Une découverte étonnante vient d’être faite dans les profondeurs abyssales des océans. Une équipe de scientifiques a identifié un « oxygène noir » qui les a grandement surpris. Cet oxygène n’est pas produit par des êtres vivants, comme on pourrait spontanément le penser, mais par des sortes de « galets » tapissant le fond des océans.

L’oxygène sombre est produit à 4 000 m sous la surface de l’océan Pacifique

Les auteurs ont relaté leur découverte dans la revue scientifique Nature Geoscience le lundi 22 juillet 2024. L’équipe de chercheurs est menée par Andrew Sweetman, spécialiste de l’écologie des fonds marins et membre de la Scottish Association for Marine Science (SAMS). « Nous avons découvert que de l’oxygène est produit dans l’obscurité totale au fond de l’océan Pacifique », explique le scientifique dans une vidéo de la SAMS.

Cet oxygène sombre remet en question le consensus scientifique actuel sur la manière dont l’oxygène est produit. « Jusqu’à présent, nous pensions que les grands fonds étaient un puits d’oxygène et que tout l’oxygène disponible dans les grands fonds provenait de la photosynthèse dans la partie supérieure de l’océan et sur la terre ferme. Ce que nous montrons maintenant, c’est que les grands fonds sont capables de produire leur propre oxygène », complète Andrew Sweetman dans la vidéo. Cet oxygène noir, ou sombre, est produit à 4 000 mètres sous la surface de l’océan, loin de toute lumière.

Des « galets » de la taille d’une pomme de terre chargés électriquement

C’est lors d’une expérience menée à bord d’un navire que les scientifiques ont trouvé cet oxygène noir. Ils procédaient alors à un échantillonnage des fonds marins dans la Zone de fracture de Clipperton, une vaste déformation étendue sur 5 000 km dans l’océan Pacifique. La zone est très intéressante, car sa surface regorge de nodules polymétalliques, des sortes de « galets » minéraux de la taille de pommes de terre. Ces nodules sont des sources de cuivre, nickel, cobalt, fer ou manganèse, des métaux très utilisés (par exemple dans la fabrication de batteries rechargeables).

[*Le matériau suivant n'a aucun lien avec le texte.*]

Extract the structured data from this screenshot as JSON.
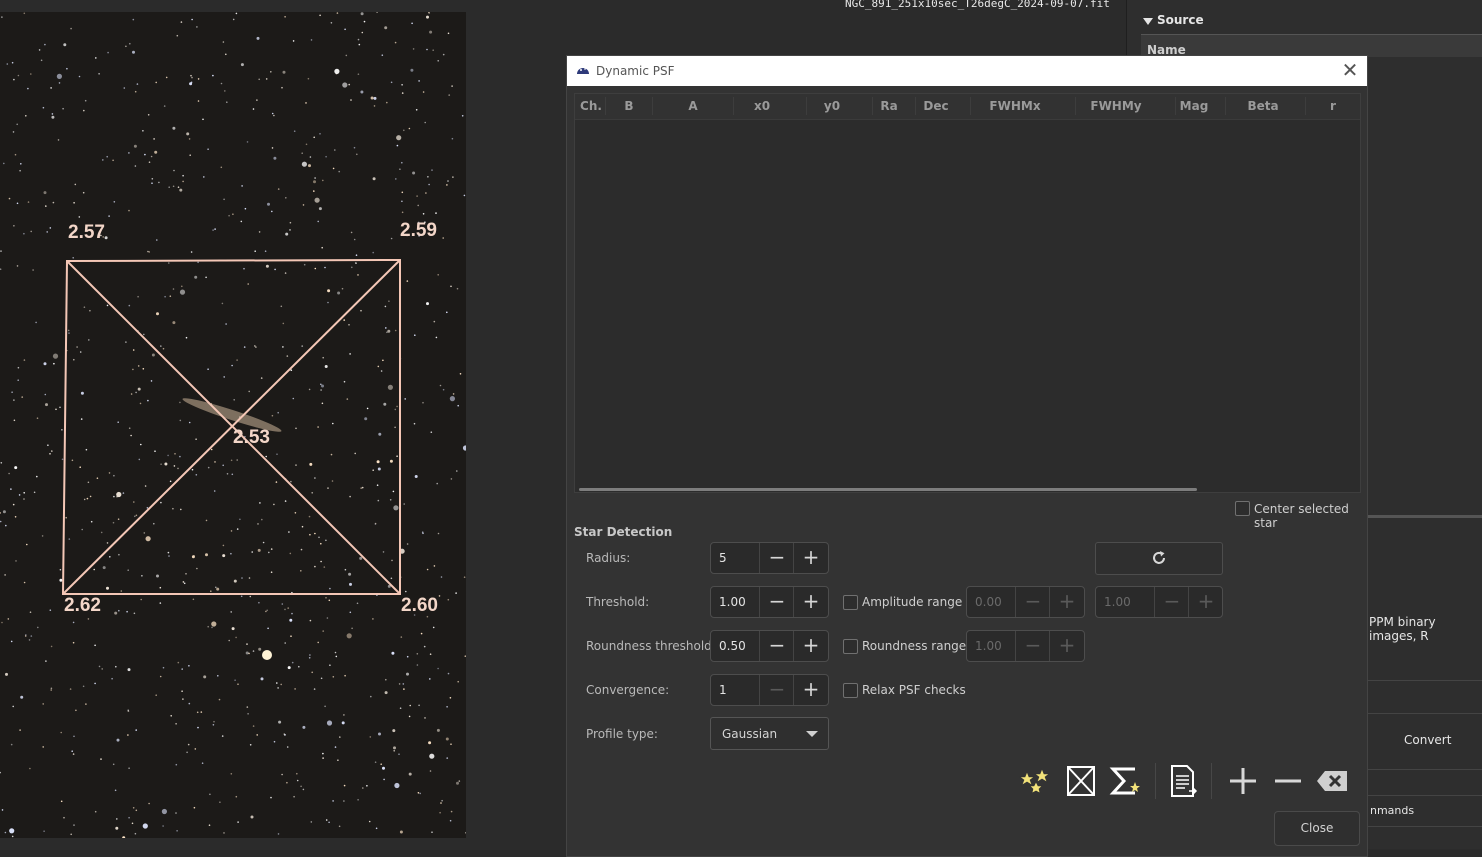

Nodules polymétalliques. // Source : Wikimedia/CC/Geomar Bilddatenbank (photo recadrée)
Nodules polymétalliques dans la Zone de fracture de Clipperton. // Source : Wikimedia/CC/Geomar Bilddatenbank (photo recadrée)

Définition

L’électrolyse est un processus de décomposition chimique sous l’effet d’un courant électrique.

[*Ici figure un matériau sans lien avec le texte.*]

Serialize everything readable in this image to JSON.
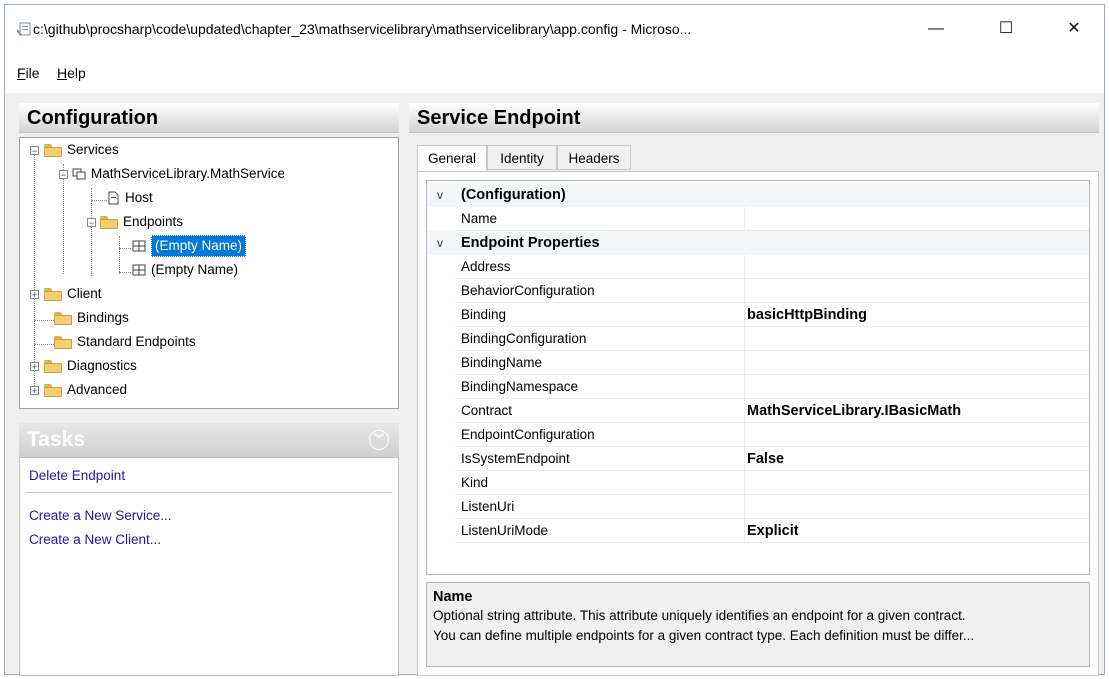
{
  "window": {
    "title": "c:\\github\\procsharp\\code\\updated\\chapter_23\\mathservicelibrary\\mathservicelibrary\\app.config - Microso...",
    "minimize_glyph": "—",
    "maximize_glyph": "☐",
    "close_glyph": "✕"
  },
  "menu": [
    {
      "underline": "F",
      "rest": "ile"
    },
    {
      "underline": "H",
      "rest": "elp"
    }
  ],
  "configuration": {
    "header": "Configuration",
    "tree": [
      {
        "label": "Services"
      },
      {
        "label": "MathServiceLibrary.MathService"
      },
      {
        "label": "Host"
      },
      {
        "label": "Endpoints"
      },
      {
        "label": "(Empty Name)"
      },
      {
        "label": "(Empty Name)"
      },
      {
        "label": "Client"
      },
      {
        "label": "Bindings"
      },
      {
        "label": "Standard Endpoints"
      },
      {
        "label": "Diagnostics"
      },
      {
        "label": "Advanced"
      }
    ]
  },
  "tasks": {
    "header": "Tasks",
    "chevron": "︾",
    "items": [
      "Delete Endpoint",
      "Create a New Service...",
      "Create a New Client..."
    ]
  },
  "endpoint": {
    "header": "Service Endpoint",
    "tabs": [
      "General",
      "Identity",
      "Headers"
    ],
    "active_tab": "General",
    "chevron_glyph": "v",
    "properties": [
      {
        "category": "(Configuration)"
      },
      {
        "name": "Name",
        "value": ""
      },
      {
        "category": "Endpoint Properties"
      },
      {
        "name": "Address",
        "value": ""
      },
      {
        "name": "BehaviorConfiguration",
        "value": ""
      },
      {
        "name": "Binding",
        "value": "basicHttpBinding"
      },
      {
        "name": "BindingConfiguration",
        "value": ""
      },
      {
        "name": "BindingName",
        "value": ""
      },
      {
        "name": "BindingNamespace",
        "value": ""
      },
      {
        "name": "Contract",
        "value": "MathServiceLibrary.IBasicMath"
      },
      {
        "name": "EndpointConfiguration",
        "value": ""
      },
      {
        "name": "IsSystemEndpoint",
        "value": "False"
      },
      {
        "name": "Kind",
        "value": ""
      },
      {
        "name": "ListenUri",
        "value": ""
      },
      {
        "name": "ListenUriMode",
        "value": "Explicit"
      }
    ],
    "description": {
      "title": "Name",
      "line1": "Optional string attribute. This attribute uniquely identifies an endpoint for a given contract.",
      "line2": "You can define multiple endpoints for a given contract type. Each definition must be differ..."
    }
  }
}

Durant l’échantillonnage, les scientifiques ont découvert que les nodules étaient chargés électriquement, avec une charge plutôt élevée (jusqu’à 0,95 V ont été enregistrés à la surface de certains nodules). « Compte tenu des potentiels de tension élevés à la surface des nodules, nous émettons l’hypothèse que l’électrolyse de l’eau de mer peut contribuer à cette production d’oxygène dans l’obscurité », peut-on lire dans Nature Geoscience.

Autrement dit, quand les nodules sont groupés, ils peuvent produire suffisamment d’électricité pour déclencher le phénomène d’électrolyse d’eau de mer. L’eau de mer est séparée en hydrogène et en oxygène, formant le fameux « oxygène sombre ».

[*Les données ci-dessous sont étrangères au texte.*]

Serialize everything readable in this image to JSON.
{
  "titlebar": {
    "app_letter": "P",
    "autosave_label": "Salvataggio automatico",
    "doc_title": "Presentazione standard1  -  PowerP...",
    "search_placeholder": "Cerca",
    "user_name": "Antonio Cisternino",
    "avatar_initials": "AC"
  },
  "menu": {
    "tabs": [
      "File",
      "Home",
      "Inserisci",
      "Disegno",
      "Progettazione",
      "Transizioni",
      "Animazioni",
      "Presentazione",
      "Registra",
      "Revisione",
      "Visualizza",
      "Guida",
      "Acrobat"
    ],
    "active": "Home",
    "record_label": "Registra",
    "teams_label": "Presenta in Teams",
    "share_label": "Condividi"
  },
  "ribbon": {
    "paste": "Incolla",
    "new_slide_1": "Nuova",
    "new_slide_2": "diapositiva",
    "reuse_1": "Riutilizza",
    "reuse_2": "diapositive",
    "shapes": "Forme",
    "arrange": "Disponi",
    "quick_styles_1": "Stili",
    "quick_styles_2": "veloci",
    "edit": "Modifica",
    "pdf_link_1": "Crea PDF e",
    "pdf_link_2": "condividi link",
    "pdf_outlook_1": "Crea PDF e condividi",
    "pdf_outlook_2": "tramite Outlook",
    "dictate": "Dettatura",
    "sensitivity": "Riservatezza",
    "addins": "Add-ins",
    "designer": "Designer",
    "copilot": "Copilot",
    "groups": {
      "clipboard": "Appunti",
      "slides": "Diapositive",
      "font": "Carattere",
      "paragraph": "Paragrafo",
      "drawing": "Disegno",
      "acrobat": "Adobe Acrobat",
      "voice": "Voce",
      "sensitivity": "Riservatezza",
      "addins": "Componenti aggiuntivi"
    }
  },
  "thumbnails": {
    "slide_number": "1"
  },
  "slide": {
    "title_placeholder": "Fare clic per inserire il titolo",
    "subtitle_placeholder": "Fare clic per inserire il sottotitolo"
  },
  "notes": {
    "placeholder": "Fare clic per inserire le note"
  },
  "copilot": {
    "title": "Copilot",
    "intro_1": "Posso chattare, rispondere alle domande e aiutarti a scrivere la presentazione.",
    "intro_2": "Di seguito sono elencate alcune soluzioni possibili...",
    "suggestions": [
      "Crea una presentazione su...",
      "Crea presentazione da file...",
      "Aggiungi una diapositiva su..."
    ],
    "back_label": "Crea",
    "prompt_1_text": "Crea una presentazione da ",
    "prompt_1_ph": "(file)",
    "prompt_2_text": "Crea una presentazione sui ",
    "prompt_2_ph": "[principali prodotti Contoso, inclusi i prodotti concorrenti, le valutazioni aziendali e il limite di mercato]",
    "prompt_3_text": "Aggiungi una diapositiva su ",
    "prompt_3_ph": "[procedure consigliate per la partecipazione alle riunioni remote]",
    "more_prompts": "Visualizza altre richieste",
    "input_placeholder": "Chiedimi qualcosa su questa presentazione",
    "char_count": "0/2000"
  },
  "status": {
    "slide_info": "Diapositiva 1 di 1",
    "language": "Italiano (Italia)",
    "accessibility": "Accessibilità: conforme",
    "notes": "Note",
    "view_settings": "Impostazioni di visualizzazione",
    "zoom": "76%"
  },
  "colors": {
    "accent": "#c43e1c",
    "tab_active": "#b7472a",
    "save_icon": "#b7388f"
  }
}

Un lien avec l’origine de la vie sur Terre ?

La portée de la découverte pourrait être vaste. Selon la SAMS, il faudrait peut-être repenser nos connaissances sur l’origine de la vie sur Terre à l’aune de cette étude. On pense que ce sont les cyanobactéries qui ont été, il y a 2,4 milliards d’années, les premières à réaliser le processus de la photosynthèse. Cela aurait libéré de l’oxygène en grande quantité et favorisé l’apparition d’une forme de vie plus complexe.

Mais, s’il existe une autre source capable de créer de l’oxygène, peut-être serait-il temps de revoir ce scénario. L’équipe de scientifiques en appelle à mener d’autres études sur la production de l’oxygène sombre dans les fonds marins, afin de comprendre si ce phénomène pourrait avoir une relation avec « l’oxygénation de la Terre ».